Group-Specific Medical/Health Factor

When permitted by state regulations, a carrier may adjust renewal rates based on the overall health of the people covered under your health plan. Your premiums may be adjusted to cover expected future claims costs. Depending on your state, certain rate caps might exist which limit the amount an insurer can raise premiums based on your group’s health status alone.

Most carriers use a “prospective” system, meaning that they look at medical conditions and diagnoses, which may affect the group’s claims experience in the coming year. Claims from the past year, which are resolved or if the risk is no longer present, are not taken into account using a prospective rating system.
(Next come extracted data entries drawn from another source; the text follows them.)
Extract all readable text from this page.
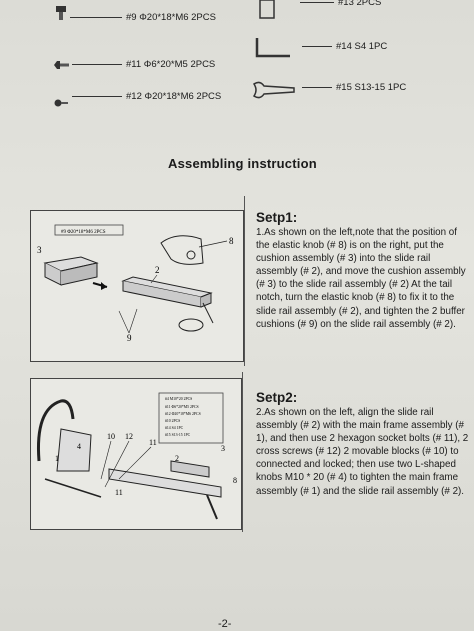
#9 Φ20*18*M6 2PCS
#13 2PCS
#11 Φ6*20*M5 2PCS
#14 S4 1PC
#12 Φ20*18*M6 2PCS
#15 S13-15 1PC
Assembling instruction
#9 Φ20*18*M6 2PCS
3
8
2
9
Setp1:
1.As shown on the left,note that the position of the elastic knob (# 8) is on the right, put the cushion assembly (# 3) into the slide rail assembly (# 2), and move the cushion assembly (# 3) to the slide rail assembly (# 2) At the tail notch, turn the elastic knob (# 8) to fix it to the slide rail assembly (# 2), and tighten the 2 buffer cushions (# 9) on the slide rail assembly (# 2).
#4 M10*20 2PCS
#11 Φ6*20*M5 2PCS
#12 Φ20*18*M6 2PCS
#10 2PCS
#14 S4 1PC
#15 S13-15 1PC
10 12
11
4
2
3
8
1
11
Setp2:
2.As shown on the left, align the slide rail assembly (# 2) with the main frame assembly (# 1), and then use 2 hexagon socket bolts (# 11), 2 cross screws (# 12) 2 movable blocks (# 10) to connected and locked; then use two L-shaped knobs M10 * 20 (# 4) to tighten the main frame assembly (# 1) and the slide rail assembly (# 2).
-2-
Your renewal adjustment can also be positively impacted by good claims experience.

Group-Specific Characteristic/Demographic Profile

This component includes:

  1. Age bracket changes (An employee or spouse turns 40, for example, moving them from the 35-39 bracket to the 40-44 bracket.)
  2. Gender and coverage composition changes (The percentage of females and males changes or the mix of single and family contracts changes.)
  3. Changes in the group’s location (Claims costs are geographically-based, so the rates may change if the company moves to a new locale.)

Group-Specific Administrative Expenses

This factor includes the fixed costs needed to administer the plan. The larger the group, the lower the expense load. For example, a two-person group would have a larger expense load, as a percentage of premiums, than a 25-person group.

So, what can you do to influence the costs? Ideas include adjusting your plan design and/or premium contribution to support more efficient utilization, encouraging employees to become smarter health care consumers through communication efforts, and promoting prevention and wellness programs. It’s a start at least.